The global demand for batteries has grown significantly over the few decades because of new electric power tools and consumer electronics like smartphones. Lithium-ion battery technology is planned to provide better and more intelligent power storage solutions for the effective use of renewable energy.
This technology enabled the spurt in growth and revolution in powering tablets and smartphones. Here is an explanation of the manufacturing process involved in the production of Lithium-ion batteries.
Raw Materials involved in the Manufacturing Process
Lithium-ion batteries require high-quality cathode, anode, electrolytes, and separator materials to manufacture a great battery.
Cathode Materials
The cathode materials include lithium-metal oxides, vanadium oxides, rechargeable lithium oxides, and olivines. According to multiple research, layered oxides that contain nickel and cobalt have high stability. This is true in dealing with high voltage ranges. However, cobalt faces challenges in its mass production because of its toxic effects and scarcity in nature.
Manganese is an excellent substitute for cobalt because it is more affordable and has a high thermal threshold. However, manganese possesses challenges in its cycling behavior. Therefore, most manufacturers prefer to use the combination of manganese, cobalt, and nickel to minimize the limitations and get the best properties.
Research shows that vanadium oxides possess a large storage capacity. However, due to the amorphous state of vanadium oxides, their cycling behavior is limited. Although olivines are non-toxic, they have a moderate storage capacity with low conductivity.
Anode Materials
The materials used to make the anode of lithium-ion battery include graphite, intermetallic, silicon, lithium, and lithium-alloying materials. Although lithium seems the best candidate for making the anode, it suffers from dendritic growth and erratic cycling behavior. These characteristics increase the likelihood of short circuits occurring when lithium is used in the anode.
Most manufacturers prefer carbonaceous anodes because of their ready availability and low cost of production. However, carbonaceous anodes have a low theoretical capacity compared to lithium. Several researchers have tried to boost the capacity by using varieties of graphene and carbon nanotubes. These changes attracted higher production and processing costs.
Although silicon, intermetallic compounds, and alloy anodes have high capacities than lithium, they suffer from poor cycling behavior. Some manufacturers decided to use nanocrystalline material and metal alloy phases to overcome the volume change experienced. The fading capacity of silicon has not been established.
Electrolytes
When a manufacturer wants to build a long-lasting and safe battery, they should ensure the electrolyte can withstand high temperatures and existing voltages. The electrolyte should also offer increased mobility for lithium ions. You will find three main electrolytes: liquid, solid, and polymer-state.

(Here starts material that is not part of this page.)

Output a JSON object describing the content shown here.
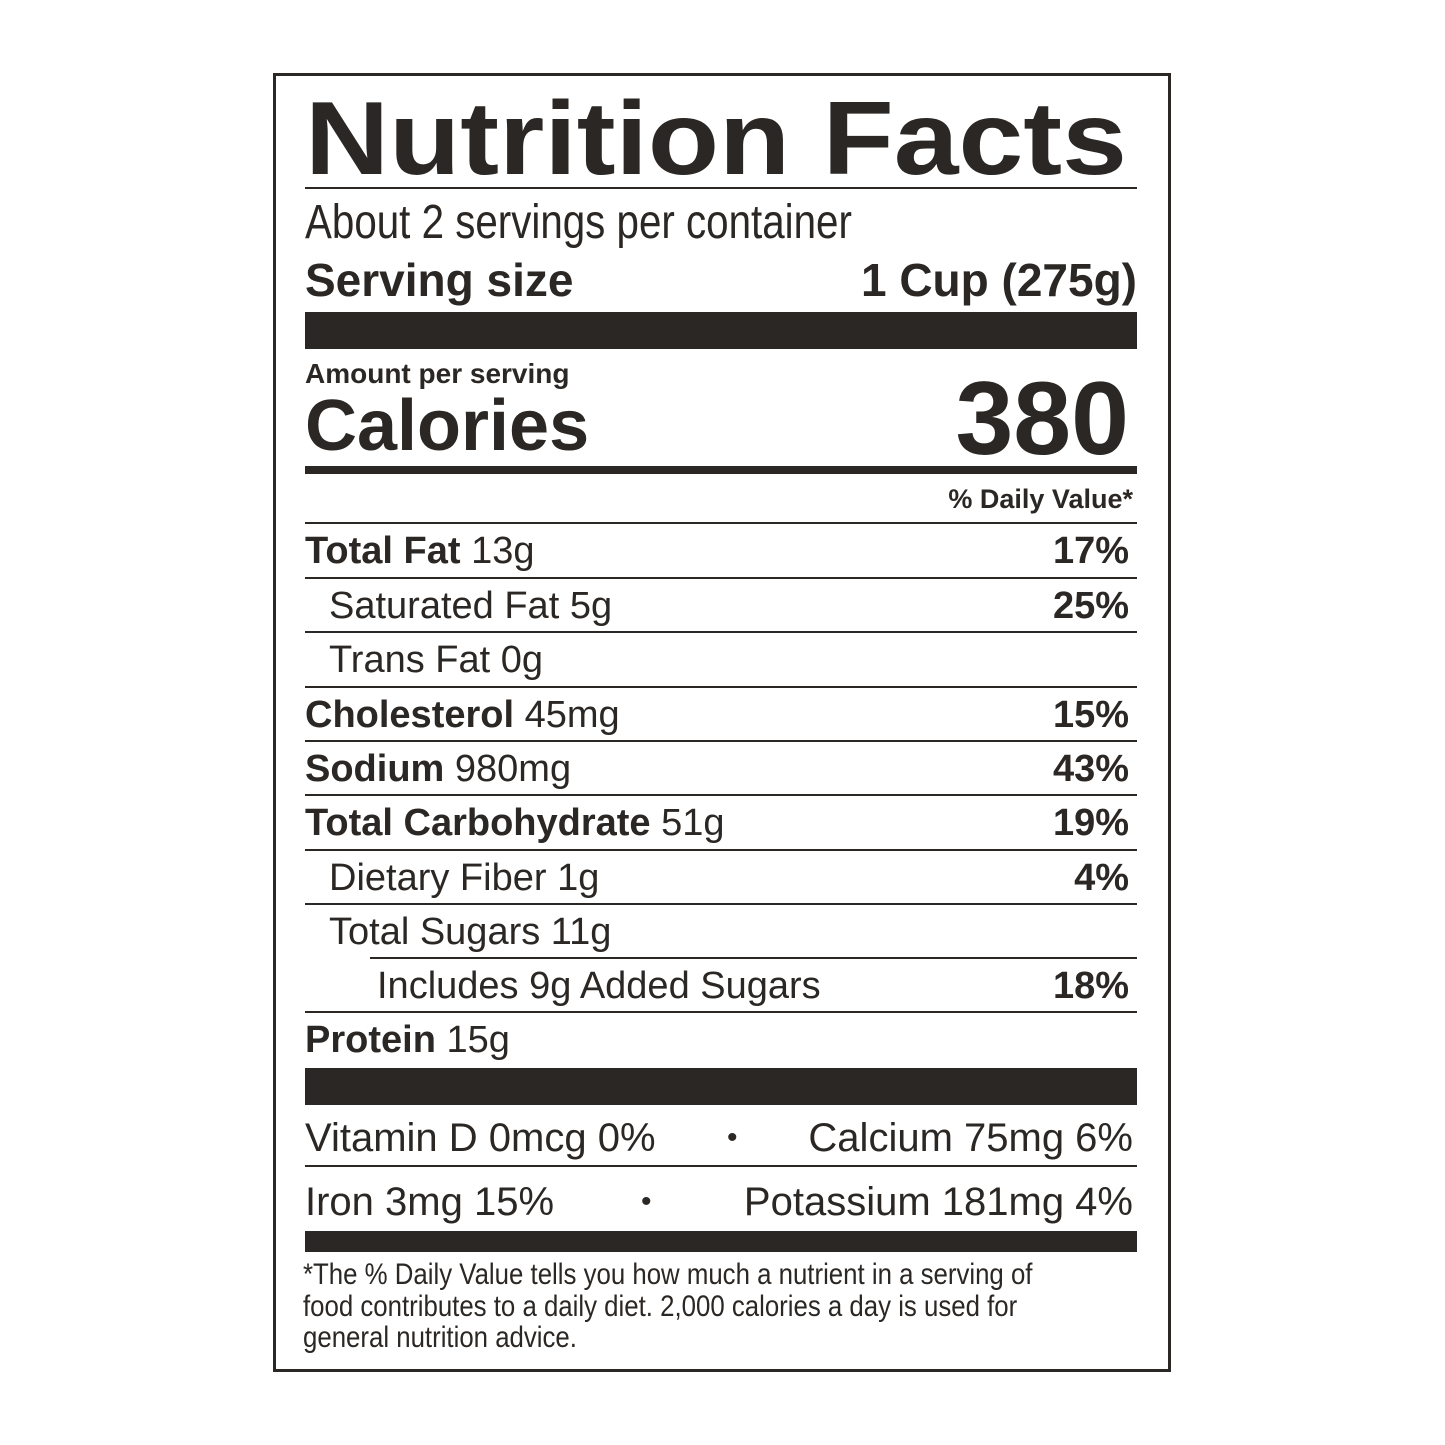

Liquid-state electrolytes are usually organic. Therefore, manufacturers should consider the liquid’s electrochemical performance and flammability. Polymer electrolytes have high resistance and conductivities at high voltages. Solid electrolytes typically need special conditions to be adequate.
Separators
The battery separator is a material that keeps the anode and cathode physically apart. This helps prevent short-circuiting when the two electrodes touch each other. Lithium-ion batteries with a liquid electrolyte usually have foam acting as the separator. An ideal separator should have chemical resistance to degradation in a highly active electrochemical environment.

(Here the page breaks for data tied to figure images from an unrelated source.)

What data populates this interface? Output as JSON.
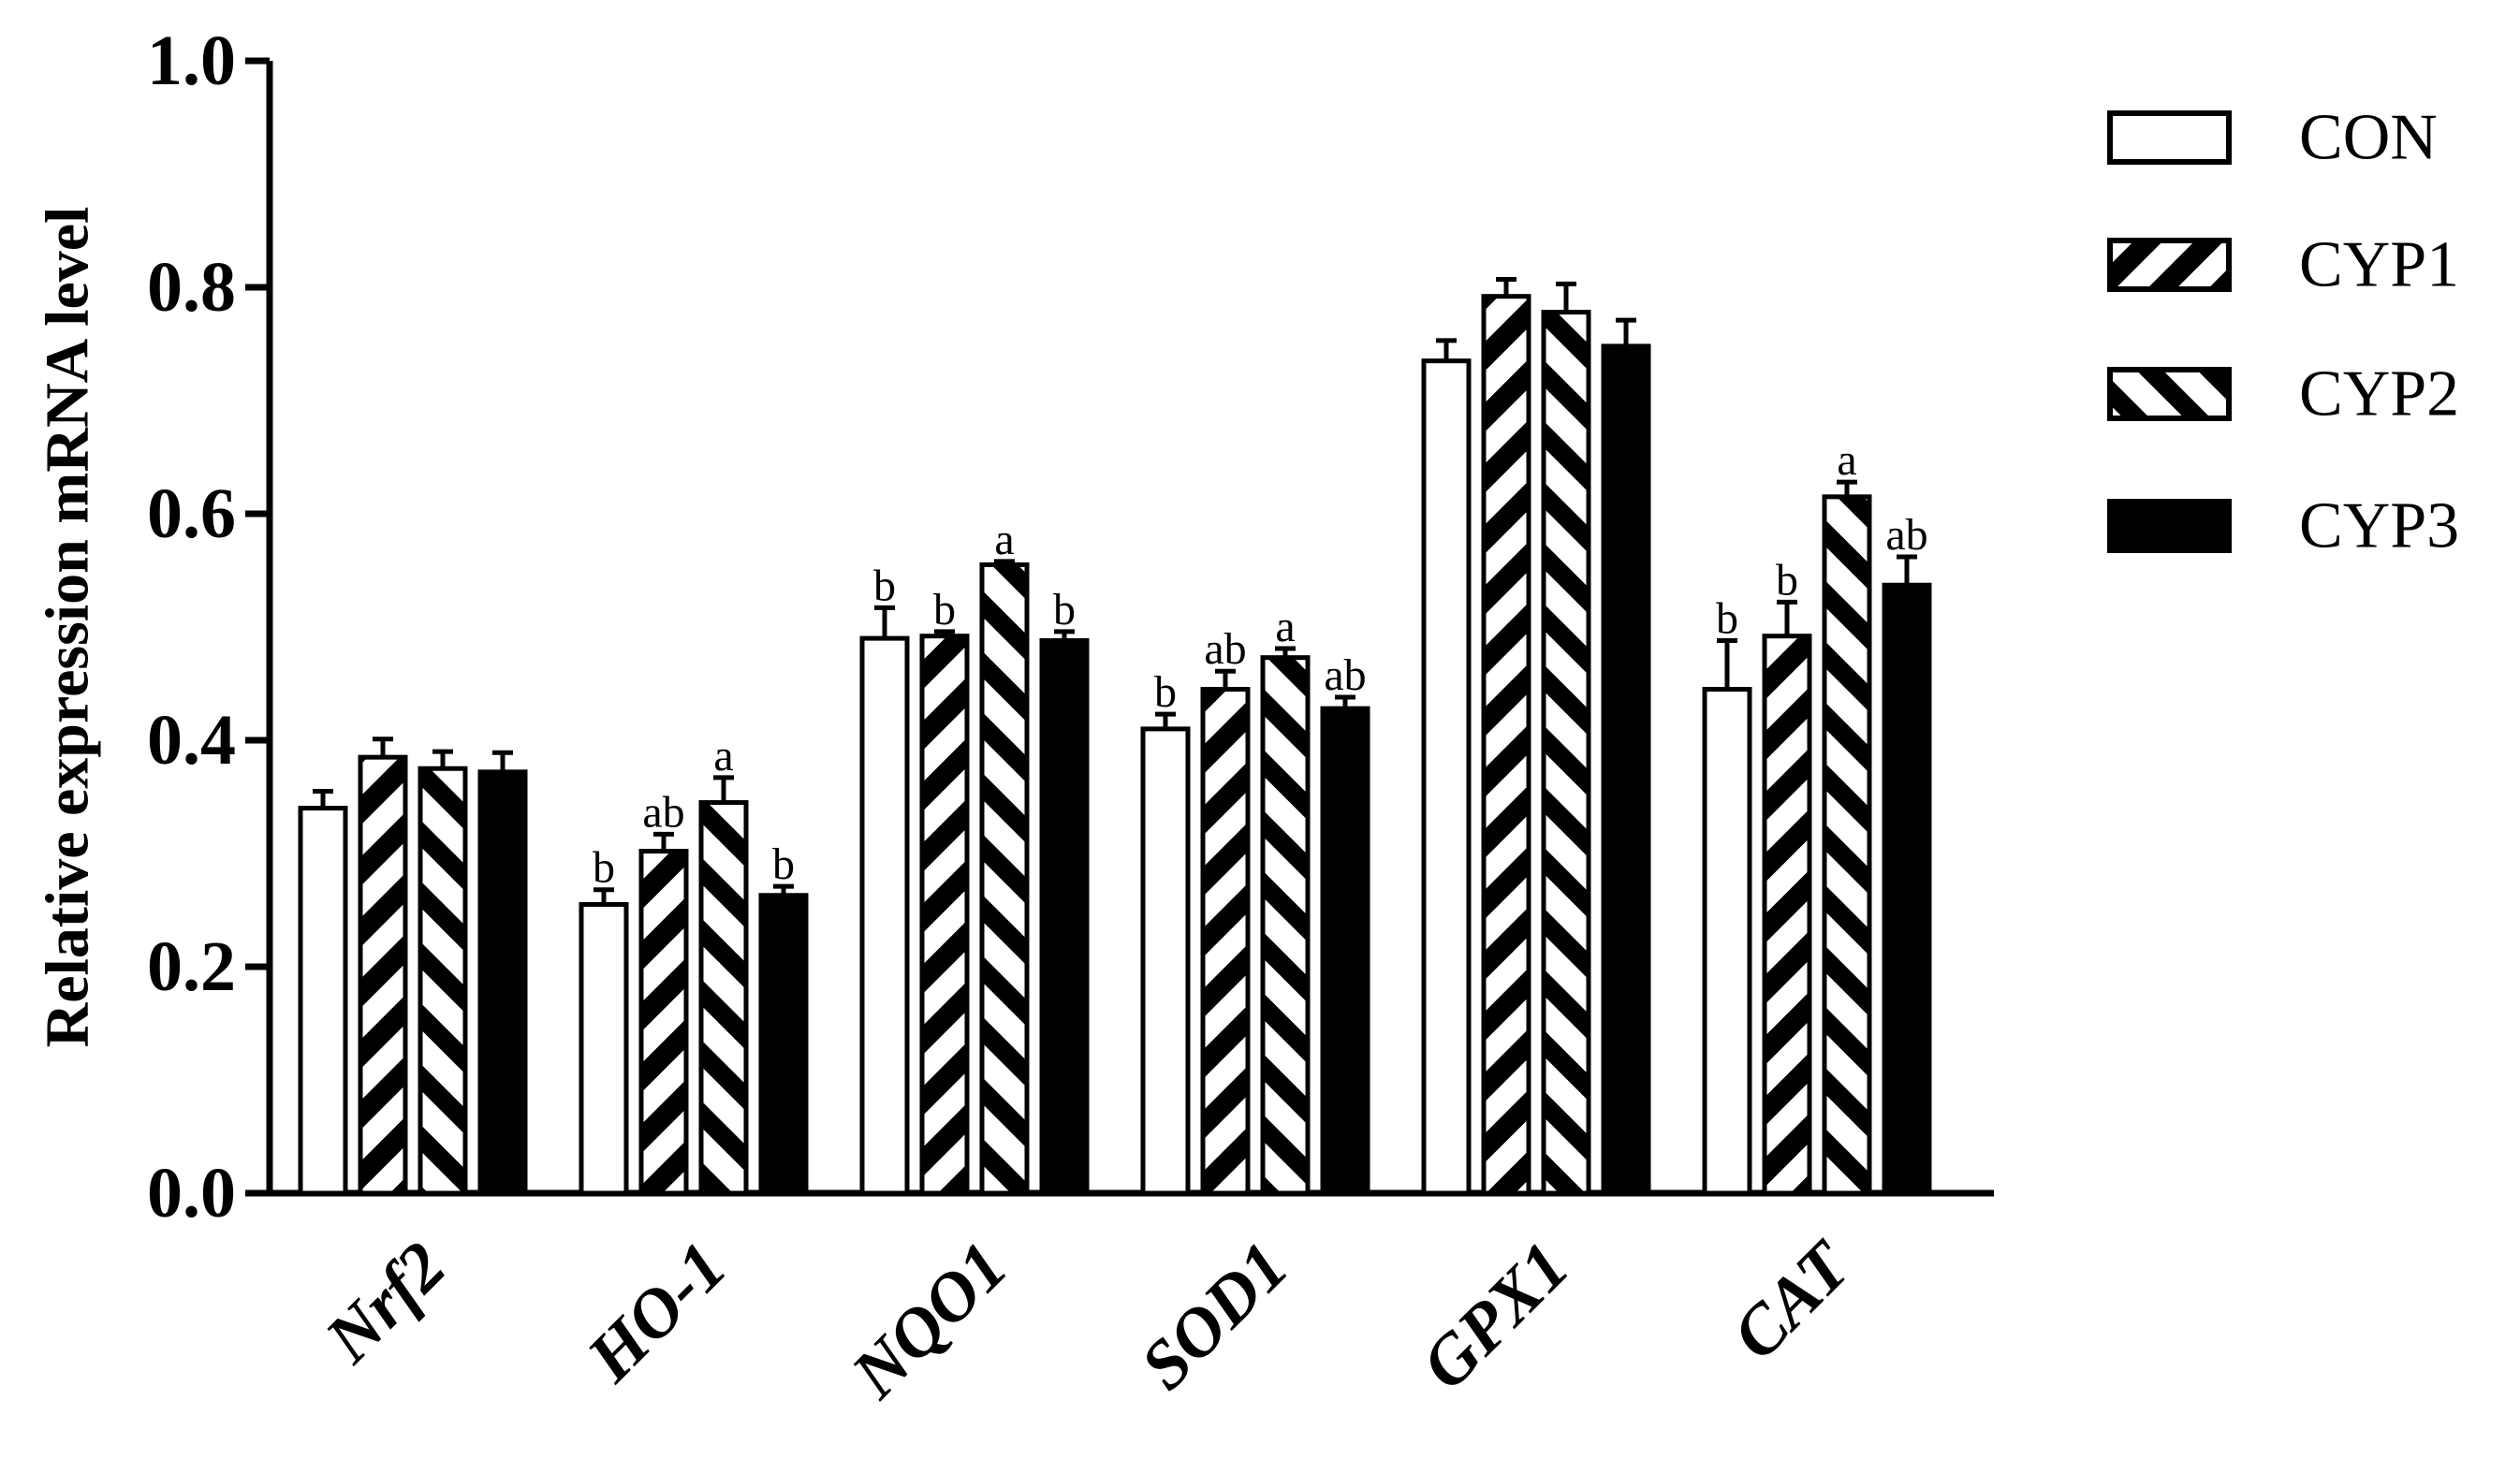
{
  "chart_data": {
    "type": "bar",
    "ylabel": "Relative expression mRNA  level",
    "xlabel": "",
    "ylim": [
      0,
      1.0
    ],
    "yticks": [
      "0.0",
      "0.2",
      "0.4",
      "0.6",
      "0.8",
      "1.0"
    ],
    "grid": false,
    "legend_position": "top-right",
    "categories": [
      "Nrf2",
      "HO-1",
      "NQO1",
      "SOD1",
      "GPX1",
      "CAT"
    ],
    "series": [
      {
        "name": "CON",
        "pattern": "open",
        "values": [
          0.34,
          0.255,
          0.49,
          0.41,
          0.735,
          0.445
        ],
        "errors": [
          0.015,
          0.013,
          0.027,
          0.013,
          0.018,
          0.043
        ],
        "labels": [
          "",
          "b",
          "b",
          "b",
          "",
          "b"
        ]
      },
      {
        "name": "CYP1",
        "pattern": "backslash-hatch",
        "values": [
          0.385,
          0.302,
          0.492,
          0.445,
          0.792,
          0.492
        ],
        "errors": [
          0.016,
          0.015,
          0.004,
          0.016,
          0.015,
          0.03
        ],
        "labels": [
          "",
          "ab",
          "b",
          "ab",
          "",
          "b"
        ]
      },
      {
        "name": "CYP2",
        "pattern": "slash-hatch",
        "values": [
          0.375,
          0.345,
          0.555,
          0.473,
          0.778,
          0.615
        ],
        "errors": [
          0.015,
          0.022,
          0.003,
          0.008,
          0.025,
          0.013
        ],
        "labels": [
          "",
          "a",
          "a",
          "a",
          "",
          "a"
        ]
      },
      {
        "name": "CYP3",
        "pattern": "solid",
        "values": [
          0.372,
          0.263,
          0.488,
          0.428,
          0.748,
          0.537
        ],
        "errors": [
          0.017,
          0.008,
          0.008,
          0.01,
          0.023,
          0.025
        ],
        "labels": [
          "",
          "b",
          "b",
          "ab",
          "",
          "ab"
        ]
      }
    ]
  },
  "colors": {
    "ink": "#000000",
    "background": "#ffffff"
  }
}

The separator should have minimal electrolyte resistance and maximum mechanical stability. In addition, an ideal separator should have a safety feature that shuts down the battery when it experiences high temperatures without destroying the mechanical integrity.
The Manufacturing Process
The manufacturing process of Lithium-ion batteries involves four primary steps. Firstly, there is quality control of the materials followed by electrode production. The cell stack assembly, drying, electrolyte filling, aging, formatting, and sorting follows. The last significant step is the assembly of the cells into the lithium-ion battery.
The manufacturing process is delicate because the surface should be made with extreme precision. The maximum allowed deviation of the cell’s surface should be less than 2%. When the deviation exceeds 2%, the battery is more likely to suffer high-performance degradation and becomes hazardous. The primary challenge experienced in manufacturing a battery system is creating a three-dimensional structure out of a two-dimension form.

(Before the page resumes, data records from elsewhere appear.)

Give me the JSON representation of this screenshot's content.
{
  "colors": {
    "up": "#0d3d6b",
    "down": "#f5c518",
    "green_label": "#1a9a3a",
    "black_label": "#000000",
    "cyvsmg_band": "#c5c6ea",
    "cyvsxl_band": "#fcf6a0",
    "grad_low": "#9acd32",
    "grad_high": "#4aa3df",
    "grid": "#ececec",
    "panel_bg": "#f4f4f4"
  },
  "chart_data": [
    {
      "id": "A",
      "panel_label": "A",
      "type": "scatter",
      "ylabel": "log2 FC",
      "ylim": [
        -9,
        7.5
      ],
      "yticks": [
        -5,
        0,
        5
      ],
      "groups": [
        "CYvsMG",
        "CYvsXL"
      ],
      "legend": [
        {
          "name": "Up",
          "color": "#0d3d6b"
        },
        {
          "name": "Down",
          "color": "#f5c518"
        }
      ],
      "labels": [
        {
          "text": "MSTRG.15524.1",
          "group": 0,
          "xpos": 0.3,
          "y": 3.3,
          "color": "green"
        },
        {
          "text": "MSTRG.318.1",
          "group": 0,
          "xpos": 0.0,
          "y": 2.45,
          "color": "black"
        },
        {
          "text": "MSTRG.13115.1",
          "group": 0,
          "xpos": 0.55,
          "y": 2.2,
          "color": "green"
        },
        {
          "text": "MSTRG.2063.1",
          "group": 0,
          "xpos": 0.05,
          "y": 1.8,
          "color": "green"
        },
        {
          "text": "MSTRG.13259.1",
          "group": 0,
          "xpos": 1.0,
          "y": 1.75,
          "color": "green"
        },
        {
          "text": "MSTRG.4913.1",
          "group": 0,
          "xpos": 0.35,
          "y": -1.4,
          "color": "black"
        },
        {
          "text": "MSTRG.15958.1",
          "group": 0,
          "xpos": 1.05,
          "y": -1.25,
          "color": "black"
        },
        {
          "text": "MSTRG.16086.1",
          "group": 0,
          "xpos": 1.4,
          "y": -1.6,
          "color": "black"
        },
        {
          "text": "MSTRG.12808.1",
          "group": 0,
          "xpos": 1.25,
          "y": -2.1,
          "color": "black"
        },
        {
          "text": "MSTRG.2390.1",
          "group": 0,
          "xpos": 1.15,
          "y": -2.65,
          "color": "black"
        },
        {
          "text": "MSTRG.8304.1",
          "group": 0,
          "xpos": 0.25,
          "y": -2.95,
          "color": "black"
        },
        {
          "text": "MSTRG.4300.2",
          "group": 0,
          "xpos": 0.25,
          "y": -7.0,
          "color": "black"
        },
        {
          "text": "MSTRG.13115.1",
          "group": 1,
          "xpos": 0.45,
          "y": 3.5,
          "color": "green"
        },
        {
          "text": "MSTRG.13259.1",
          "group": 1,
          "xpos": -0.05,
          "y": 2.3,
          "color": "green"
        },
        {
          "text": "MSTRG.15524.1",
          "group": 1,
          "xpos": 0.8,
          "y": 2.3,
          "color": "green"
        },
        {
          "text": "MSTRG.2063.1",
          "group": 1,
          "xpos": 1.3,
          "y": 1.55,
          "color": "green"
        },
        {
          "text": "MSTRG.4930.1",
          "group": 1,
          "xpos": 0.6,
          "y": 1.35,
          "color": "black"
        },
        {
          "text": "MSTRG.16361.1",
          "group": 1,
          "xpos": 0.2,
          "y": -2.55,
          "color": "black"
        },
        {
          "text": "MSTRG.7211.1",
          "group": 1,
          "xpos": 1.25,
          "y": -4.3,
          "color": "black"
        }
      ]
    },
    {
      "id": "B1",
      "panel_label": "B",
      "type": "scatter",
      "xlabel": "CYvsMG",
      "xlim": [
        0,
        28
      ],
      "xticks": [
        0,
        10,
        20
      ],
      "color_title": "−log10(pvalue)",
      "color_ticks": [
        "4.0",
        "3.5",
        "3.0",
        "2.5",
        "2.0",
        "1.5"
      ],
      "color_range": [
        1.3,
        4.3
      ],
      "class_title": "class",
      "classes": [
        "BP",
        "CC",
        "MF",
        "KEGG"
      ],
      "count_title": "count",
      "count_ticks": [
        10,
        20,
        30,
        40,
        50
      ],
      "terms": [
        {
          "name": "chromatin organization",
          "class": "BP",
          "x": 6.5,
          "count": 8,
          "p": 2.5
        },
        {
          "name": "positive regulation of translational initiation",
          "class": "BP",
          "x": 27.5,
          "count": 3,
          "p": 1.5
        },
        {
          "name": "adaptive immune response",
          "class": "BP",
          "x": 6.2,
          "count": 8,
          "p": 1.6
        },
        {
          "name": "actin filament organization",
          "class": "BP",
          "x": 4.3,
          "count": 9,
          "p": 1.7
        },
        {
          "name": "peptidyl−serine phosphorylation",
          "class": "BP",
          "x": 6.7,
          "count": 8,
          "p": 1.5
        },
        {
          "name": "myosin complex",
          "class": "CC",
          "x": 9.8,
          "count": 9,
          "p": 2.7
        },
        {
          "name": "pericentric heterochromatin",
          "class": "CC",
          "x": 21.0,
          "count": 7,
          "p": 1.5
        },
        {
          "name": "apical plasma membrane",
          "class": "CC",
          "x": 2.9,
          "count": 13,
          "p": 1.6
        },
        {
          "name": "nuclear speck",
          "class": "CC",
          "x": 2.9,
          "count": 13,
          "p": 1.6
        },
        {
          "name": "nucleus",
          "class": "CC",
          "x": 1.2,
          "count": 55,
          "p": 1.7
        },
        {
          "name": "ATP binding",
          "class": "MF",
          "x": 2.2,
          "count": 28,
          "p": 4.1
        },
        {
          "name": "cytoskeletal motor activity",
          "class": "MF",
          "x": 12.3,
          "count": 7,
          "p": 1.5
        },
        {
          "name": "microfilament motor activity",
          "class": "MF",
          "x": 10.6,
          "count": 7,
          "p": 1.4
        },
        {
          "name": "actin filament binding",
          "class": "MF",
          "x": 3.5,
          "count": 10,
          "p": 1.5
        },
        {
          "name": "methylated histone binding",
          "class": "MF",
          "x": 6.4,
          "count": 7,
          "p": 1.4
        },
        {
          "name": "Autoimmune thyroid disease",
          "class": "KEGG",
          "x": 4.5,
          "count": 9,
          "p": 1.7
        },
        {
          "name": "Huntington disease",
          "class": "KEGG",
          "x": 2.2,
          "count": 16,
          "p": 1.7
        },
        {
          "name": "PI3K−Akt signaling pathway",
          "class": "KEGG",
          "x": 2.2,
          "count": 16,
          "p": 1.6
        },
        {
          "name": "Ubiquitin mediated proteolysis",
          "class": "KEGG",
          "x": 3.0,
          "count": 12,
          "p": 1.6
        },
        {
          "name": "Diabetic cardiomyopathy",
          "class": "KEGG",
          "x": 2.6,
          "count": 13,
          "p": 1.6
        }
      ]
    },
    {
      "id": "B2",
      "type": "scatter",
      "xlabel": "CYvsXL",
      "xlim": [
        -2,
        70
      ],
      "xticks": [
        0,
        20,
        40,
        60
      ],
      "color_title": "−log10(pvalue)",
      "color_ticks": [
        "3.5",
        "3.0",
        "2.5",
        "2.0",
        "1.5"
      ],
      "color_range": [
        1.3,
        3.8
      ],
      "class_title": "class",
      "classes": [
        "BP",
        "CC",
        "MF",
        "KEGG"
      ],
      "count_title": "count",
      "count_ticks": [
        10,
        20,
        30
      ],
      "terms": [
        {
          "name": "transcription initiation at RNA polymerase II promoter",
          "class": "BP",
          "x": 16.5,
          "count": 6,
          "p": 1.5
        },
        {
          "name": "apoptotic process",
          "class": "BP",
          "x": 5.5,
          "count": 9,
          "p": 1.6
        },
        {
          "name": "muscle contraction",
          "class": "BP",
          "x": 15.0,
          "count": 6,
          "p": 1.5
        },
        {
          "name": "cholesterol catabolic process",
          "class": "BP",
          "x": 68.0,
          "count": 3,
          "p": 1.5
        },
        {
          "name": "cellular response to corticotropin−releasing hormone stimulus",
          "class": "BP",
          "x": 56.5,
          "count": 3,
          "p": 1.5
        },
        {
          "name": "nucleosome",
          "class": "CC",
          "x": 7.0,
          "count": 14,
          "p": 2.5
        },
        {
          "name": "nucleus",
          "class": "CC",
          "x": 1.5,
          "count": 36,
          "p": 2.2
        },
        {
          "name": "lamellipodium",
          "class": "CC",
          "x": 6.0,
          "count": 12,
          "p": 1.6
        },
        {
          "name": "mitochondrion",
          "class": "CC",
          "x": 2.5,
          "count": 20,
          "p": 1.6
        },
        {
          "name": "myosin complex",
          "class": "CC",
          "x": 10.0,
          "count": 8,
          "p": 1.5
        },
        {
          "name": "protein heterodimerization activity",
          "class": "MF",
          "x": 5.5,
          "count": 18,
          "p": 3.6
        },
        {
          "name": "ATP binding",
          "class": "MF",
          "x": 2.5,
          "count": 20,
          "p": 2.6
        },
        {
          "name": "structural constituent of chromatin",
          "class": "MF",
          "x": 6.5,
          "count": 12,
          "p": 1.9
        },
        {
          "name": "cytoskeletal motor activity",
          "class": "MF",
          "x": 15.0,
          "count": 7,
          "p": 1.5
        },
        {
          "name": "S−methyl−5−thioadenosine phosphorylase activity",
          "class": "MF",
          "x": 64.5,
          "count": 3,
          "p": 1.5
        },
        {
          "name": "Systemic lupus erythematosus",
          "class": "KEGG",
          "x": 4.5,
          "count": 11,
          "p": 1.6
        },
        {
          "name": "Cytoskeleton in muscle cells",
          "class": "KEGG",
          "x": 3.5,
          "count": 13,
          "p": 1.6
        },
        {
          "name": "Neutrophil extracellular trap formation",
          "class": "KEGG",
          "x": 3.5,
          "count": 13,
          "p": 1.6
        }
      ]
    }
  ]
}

The manufacturing quality of a lithium-ion battery is a critical determinant of its performance and lifespan. The battery’s quality depends on the quality of materials used, the precision in assembly, and the subsequent quality control. The materials used in manufacturing are sourced from a variety of locations globally.
There are many benefits of Lithium-Ion Batteries, such as high energy density, high power density, no memory effect, and low self-discharge rate. These benefits make them suitable for use in many applications. Lithium ion battery manufacturing can help a country reduce the import dependency on fossil fuels and help build up our economy by creating jobs for people.